Traditional approaches to customizing SMT

Google Translator Toolkit

Google Translate now supports more than 70 languages and has more than 200 million daily users, which makes Google’s statistical machine translation the most widely used automatic translation service. In 2009, Google launched the Translator Toolkit, a free cloud-based translation memory tool that lets users post-edit translations generated by Google Translate. In fact, Google Translate lets users upload their own terminology databases, however, these glossaries can only be used for post-editing, not for customizing the machine translations Google Translate creates.

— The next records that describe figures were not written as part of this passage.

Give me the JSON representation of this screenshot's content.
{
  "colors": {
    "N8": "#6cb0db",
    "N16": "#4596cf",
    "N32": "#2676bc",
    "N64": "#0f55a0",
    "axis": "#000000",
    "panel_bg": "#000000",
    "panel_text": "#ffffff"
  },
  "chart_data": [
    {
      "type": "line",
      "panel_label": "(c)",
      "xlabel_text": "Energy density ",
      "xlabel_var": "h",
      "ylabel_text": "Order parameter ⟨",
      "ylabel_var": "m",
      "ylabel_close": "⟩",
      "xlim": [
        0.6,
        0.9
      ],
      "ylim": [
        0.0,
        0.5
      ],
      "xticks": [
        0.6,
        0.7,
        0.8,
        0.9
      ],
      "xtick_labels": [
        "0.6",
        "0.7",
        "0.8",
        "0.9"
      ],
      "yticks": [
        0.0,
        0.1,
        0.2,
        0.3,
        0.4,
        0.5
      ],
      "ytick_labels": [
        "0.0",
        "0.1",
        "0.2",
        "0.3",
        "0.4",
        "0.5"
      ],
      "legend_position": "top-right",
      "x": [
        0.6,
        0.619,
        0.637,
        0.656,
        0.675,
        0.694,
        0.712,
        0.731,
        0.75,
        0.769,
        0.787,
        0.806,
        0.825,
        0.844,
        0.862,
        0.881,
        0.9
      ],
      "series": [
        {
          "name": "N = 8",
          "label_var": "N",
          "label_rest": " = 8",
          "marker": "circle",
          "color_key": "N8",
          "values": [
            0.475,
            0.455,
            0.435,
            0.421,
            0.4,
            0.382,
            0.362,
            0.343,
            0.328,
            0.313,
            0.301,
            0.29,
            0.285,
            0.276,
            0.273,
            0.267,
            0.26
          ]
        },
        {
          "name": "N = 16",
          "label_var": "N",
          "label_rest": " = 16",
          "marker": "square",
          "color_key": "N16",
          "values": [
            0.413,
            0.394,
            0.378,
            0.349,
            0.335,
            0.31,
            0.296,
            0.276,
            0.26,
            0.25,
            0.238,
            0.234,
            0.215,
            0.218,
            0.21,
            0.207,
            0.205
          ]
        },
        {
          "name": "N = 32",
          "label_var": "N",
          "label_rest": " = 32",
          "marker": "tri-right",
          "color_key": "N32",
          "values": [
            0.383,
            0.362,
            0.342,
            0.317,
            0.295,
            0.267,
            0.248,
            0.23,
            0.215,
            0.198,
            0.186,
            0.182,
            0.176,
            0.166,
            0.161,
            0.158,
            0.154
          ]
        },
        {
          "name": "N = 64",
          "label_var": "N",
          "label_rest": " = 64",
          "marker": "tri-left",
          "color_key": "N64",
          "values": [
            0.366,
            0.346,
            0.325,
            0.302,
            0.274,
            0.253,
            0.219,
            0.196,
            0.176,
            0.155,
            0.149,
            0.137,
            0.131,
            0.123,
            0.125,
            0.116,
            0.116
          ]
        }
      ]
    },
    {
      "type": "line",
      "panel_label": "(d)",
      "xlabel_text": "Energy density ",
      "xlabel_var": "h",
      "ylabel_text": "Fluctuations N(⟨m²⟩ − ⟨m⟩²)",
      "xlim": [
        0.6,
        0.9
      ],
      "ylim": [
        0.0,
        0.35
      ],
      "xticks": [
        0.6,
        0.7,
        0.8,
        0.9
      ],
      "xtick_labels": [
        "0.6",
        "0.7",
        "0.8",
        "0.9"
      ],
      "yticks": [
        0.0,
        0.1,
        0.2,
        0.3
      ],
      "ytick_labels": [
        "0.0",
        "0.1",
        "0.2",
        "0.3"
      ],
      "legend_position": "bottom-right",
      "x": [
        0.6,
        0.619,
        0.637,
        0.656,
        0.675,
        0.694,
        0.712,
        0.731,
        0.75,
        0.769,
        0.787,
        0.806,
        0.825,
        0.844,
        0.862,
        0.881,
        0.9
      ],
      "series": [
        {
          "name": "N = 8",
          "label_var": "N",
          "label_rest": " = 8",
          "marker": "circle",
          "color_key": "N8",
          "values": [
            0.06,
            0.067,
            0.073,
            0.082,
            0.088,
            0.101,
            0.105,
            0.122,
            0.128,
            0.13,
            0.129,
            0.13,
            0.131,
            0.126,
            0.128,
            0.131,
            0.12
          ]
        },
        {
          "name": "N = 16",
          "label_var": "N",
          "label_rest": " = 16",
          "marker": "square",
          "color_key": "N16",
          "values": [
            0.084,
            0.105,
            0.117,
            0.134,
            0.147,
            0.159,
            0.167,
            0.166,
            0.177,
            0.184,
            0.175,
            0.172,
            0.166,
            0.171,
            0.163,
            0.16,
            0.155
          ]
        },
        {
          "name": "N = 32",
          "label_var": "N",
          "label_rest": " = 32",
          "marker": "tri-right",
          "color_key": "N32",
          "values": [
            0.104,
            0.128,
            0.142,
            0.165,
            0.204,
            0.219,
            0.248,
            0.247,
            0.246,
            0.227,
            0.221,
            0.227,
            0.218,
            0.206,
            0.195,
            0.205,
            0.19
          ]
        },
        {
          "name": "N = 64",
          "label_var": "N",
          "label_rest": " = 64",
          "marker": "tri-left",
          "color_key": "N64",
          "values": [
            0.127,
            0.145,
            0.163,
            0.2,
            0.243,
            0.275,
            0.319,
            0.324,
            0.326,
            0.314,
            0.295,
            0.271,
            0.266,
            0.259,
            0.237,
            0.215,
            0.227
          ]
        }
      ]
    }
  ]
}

The only way users of Google Translator Toolkit can customize the output Google Translate produces is by re-using their previously post-edited SMT output. Google Translator Toolkit currently does not offer any functionality for customizing Google Translate beyond the ability to select a source and target language.

License SMT software

Up until recently, licensing a commercial statistical machine translation product was the primary solution for corporate users who wanted to take full advantage of SMT. Language Weaver, which was acquired by SDL in 2010, practically owned this market. As the name of the product indicates, the ‘Enterprise Translation Server’ was designed for large commercial and governmental entities who would engage Language Weaver to build custom SMT systems. In other words: The provider of the machine translation system would typically not only sell a translation software product but also customize the SMT system with either client- or domain-specific data.

The major drawback of this type of SMT solution was its high cost: Not only for licensing the software, but also for the high-end server hardware required to run this software, and the professional services involved in the customization process.


Moses started in 2005 as an academic experiment at the University of Edinburgh, and since then has evolved into a massive open source project with many institutional supporters throughout the world. In fact, as of 2012, the European Union funds the Moses Core project, which aims at making Moses’ open source statistical machine translation accessible to an even wider audience. And this is where the challenge lies: While Moses is both free and supports any language combination, this statistical machine translation system is not exactly an easy-to-use application. Truth be told, Moses is not even an application but a collection of software modules designed to be run on a Linux server.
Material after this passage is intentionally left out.